The weirder thing is also just that, while these points are trying to debunk the one guy... It just feels like he's not able to debunk him and actually create a compelling argument for how nonviolence is ineffective.
He reorganises the book a lot, though the text is vaguely different. Same meaning, occasionally added phrases that just make it more verbose... It's kind of tedious.
The original book went to a paragraph about the nuclear arms race, which was then followed by the US Civil Rights Movement. Instead, the paragraph following his discussion of India is about the US peace movement that ended the Vietnam War. This is then followed by 'capping the nuclear arms race' and then the Civil Rights Movement. This also means all the citations get wonky, too!
Some changes include changing this sentence:
The claim that the US peace movement ended the war against Vietnam contains the usual set of flaws.
to this:
The claim that the US peace movement ended the war against Vietnam follows the same path.
This is just funny because you can tell he took on some kind of criticism to make it “less” polemic and to build an argument that bridges the events he's discussing into one coherent piece.
Nuclear arms paragraph doesn't really change.
Bits were added to the US Civil Rights Movement, such as changing this sentence:
On the contrary, though pacifist groups such as Martin Luther King Jr.‘s Southern Christian Leadership Conference (SCLC) had considerable power and influence, popular support within the movement, especially among poor black people, increasingly gravitated toward militant revolutionary groups such as the Black Panther Party.
by adding:
—were granted considerable power and influence by white people in positions of power—
between 'influence' and 'popular'.
Weirdly, while it's obvious that some text was updated and clarified, he didn't think to double-check his knowledge about events that happened?
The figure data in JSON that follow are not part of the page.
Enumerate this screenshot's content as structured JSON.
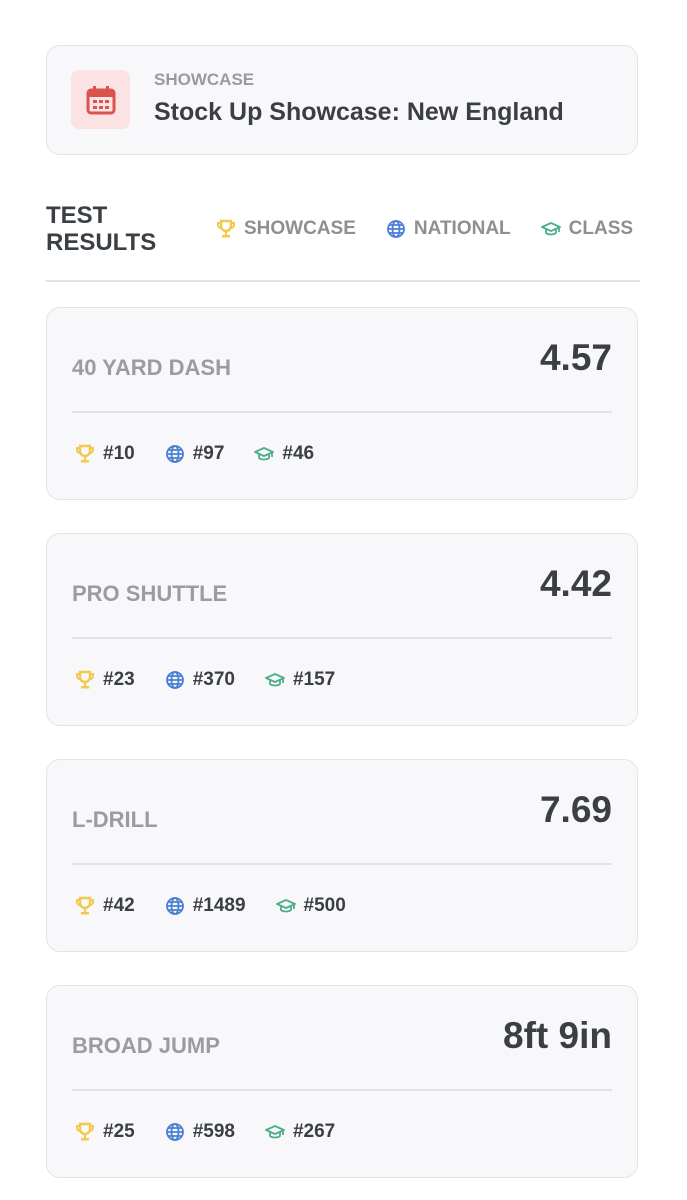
{
  "header": {
    "label": "SHOWCASE",
    "title": "Stock Up Showcase: New England"
  },
  "section": {
    "title": "TEST RESULTS",
    "legend": [
      "SHOWCASE",
      "NATIONAL",
      "CLASS"
    ]
  },
  "results": [
    {
      "name": "40 YARD DASH",
      "value": "4.57",
      "ranks": [
        "#10",
        "#97",
        "#46"
      ]
    },
    {
      "name": "PRO SHUTTLE",
      "value": "4.42",
      "ranks": [
        "#23",
        "#370",
        "#157"
      ]
    },
    {
      "name": "L-DRILL",
      "value": "7.69",
      "ranks": [
        "#42",
        "#1489",
        "#500"
      ]
    },
    {
      "name": "BROAD JUMP",
      "value": "8ft 9in",
      "ranks": [
        "#25",
        "#598",
        "#267"
      ]
    }
  ]
}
Like, it's one thing to say that something is linked to al-Qaeda, but it's another when the modern narrative contradicts that:
On March 11, 2004, just days before the voting booths opened, multiple bombs planted by an Al Qaida-linked cell exploded in Madrid train stations, killing 191 people, and injuring thousands more.
There has never been evidence that these were linked to Al-Qaeda, and even Spanish courts highlighted this mere years after the first publication of his book. It's one thing to get it wrong then, but it's an entire other to not even try to update that information. (And while I'm not a huge fan of state-as-evidence, it's still noteworthy that even the Spanish state has said it wasn't al-Qaeda.)
... I also don't understand why it is that Peter, like... reorganised this the way he did because it didn't change anything. There's a lot of smashed-together paragraphs (not sure why; the original paragraphing made more sense and was cleaner), he adds a lot of “And” or “But” to the beginning of sentences for no apparent reason... I just don't understand why many of the changes happened.
But those changes also make it weird that he didn't even try to update for new knowledge or information; he didn't even add footnotes to be like “Whoops, I said this happened in 2004 very confidently, and got it wrong.” He also did change footnotes because the original version used “Ibid” for every time he cited Bauer, but the newer version just makes it obvious that he pulls from one source because it's just like “Yehuda Bauer” for about 10 citations in a row (for the entirety of the section about the Holocaust).
Edit: Another weird? Part of this is that Peter “corrected” Colman McCarthy's name in the updated version and it is wrong. He changed the spelling to Coleman, but that's not his name.